Poster pointed out that a bargaining pattern has already been established by the DGA, WGA and AFTRA in contract agreements reached earlier this year with the AMPTP.
“This movie has to end soon,” Poster added. “The paltry gains for which SAG continues to fight do not justify the pain a strike or continued slowdown will bring to those who work in this industry, who fight to pay their mortgages, feed their families and keep their health coverage intact.”
The ICG has about 6,000 members, covering camera crews and publicists.
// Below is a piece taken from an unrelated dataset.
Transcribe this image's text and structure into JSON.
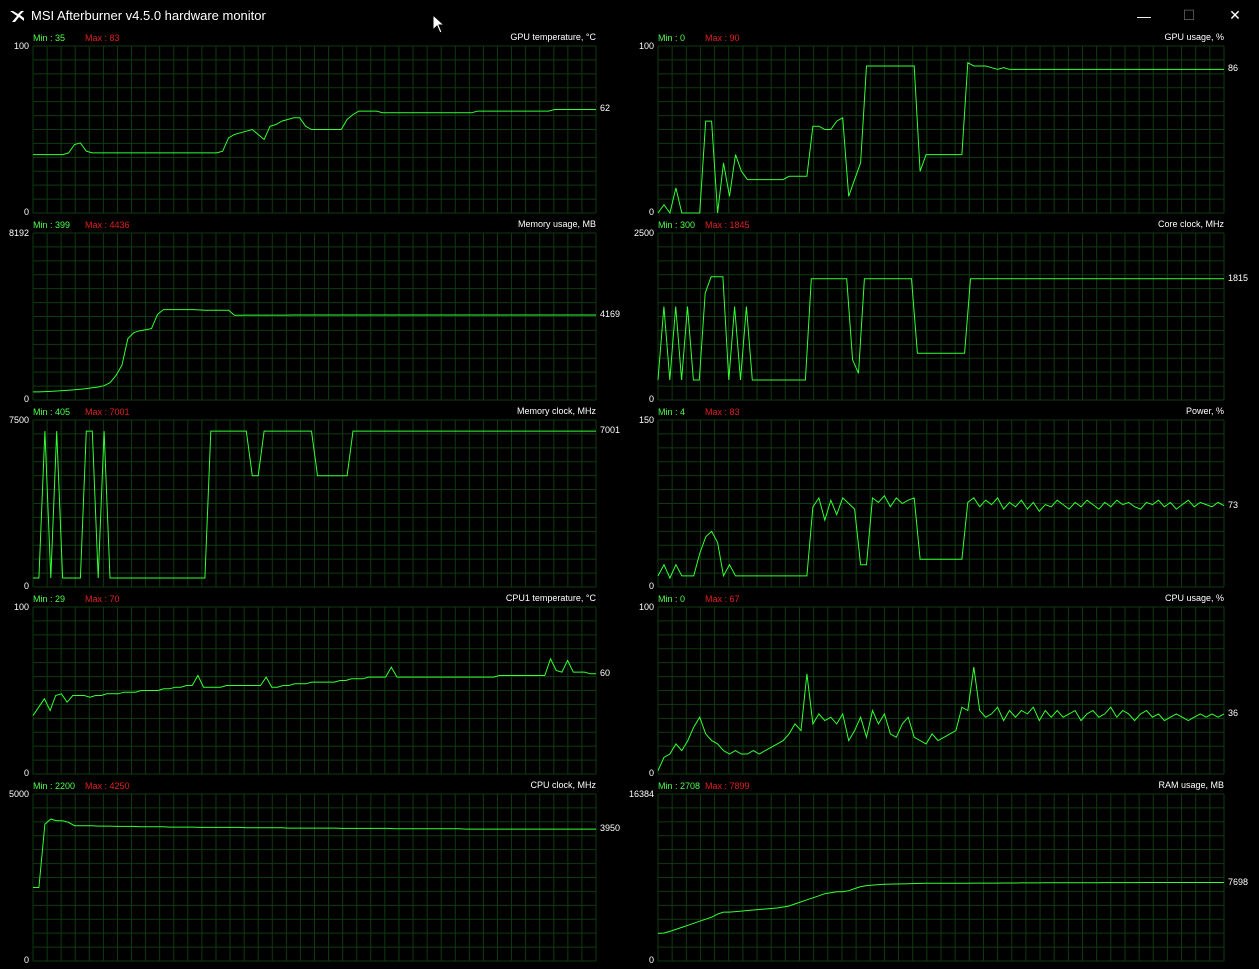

It operates as IATSE Local 600 and is one of IATSE’s largest and most influential locals.
Rosenberg concluded his letter by accusing Poster of making threats against SAG members.
“I assure you, despite your threats against our 120,000 proud members, Screen Actors Guild will always stand solidly behind Local 600 and other IATSE locals that need our solidarity,” he said. “If you are interested in knowing the facts of our negotiation, please feel free to contact me directly.”
Within SAG, the internal bickering between Hollywood and New York continued over the weekend as New York directors — who have gone on record as supporting the AFTRA deal — said they were “outraged” over the refusal of the guild to send a statement from New York president Sam Freed that expressed opposition to automated anti-AFTRA phone calls to members from Ed Asner and Sandra Oh.
“It is important that you know that the New York board and I did not have any knowledge that these messages were being sent,” Freed said in the message. “And we had nothing to do with the content of the messages. Fact is that the New York board is on the record objecting to this official guild interference in the internal processes of another union.”
SAG responded Sunday by saying that New York reps had been notified prior to the calls. It also indicated that Freed’s message wasn’t sent out because Rosenberg and national exec director Doug Allen have been designated since March as the only official spokesmen for SAG regarding negotiations.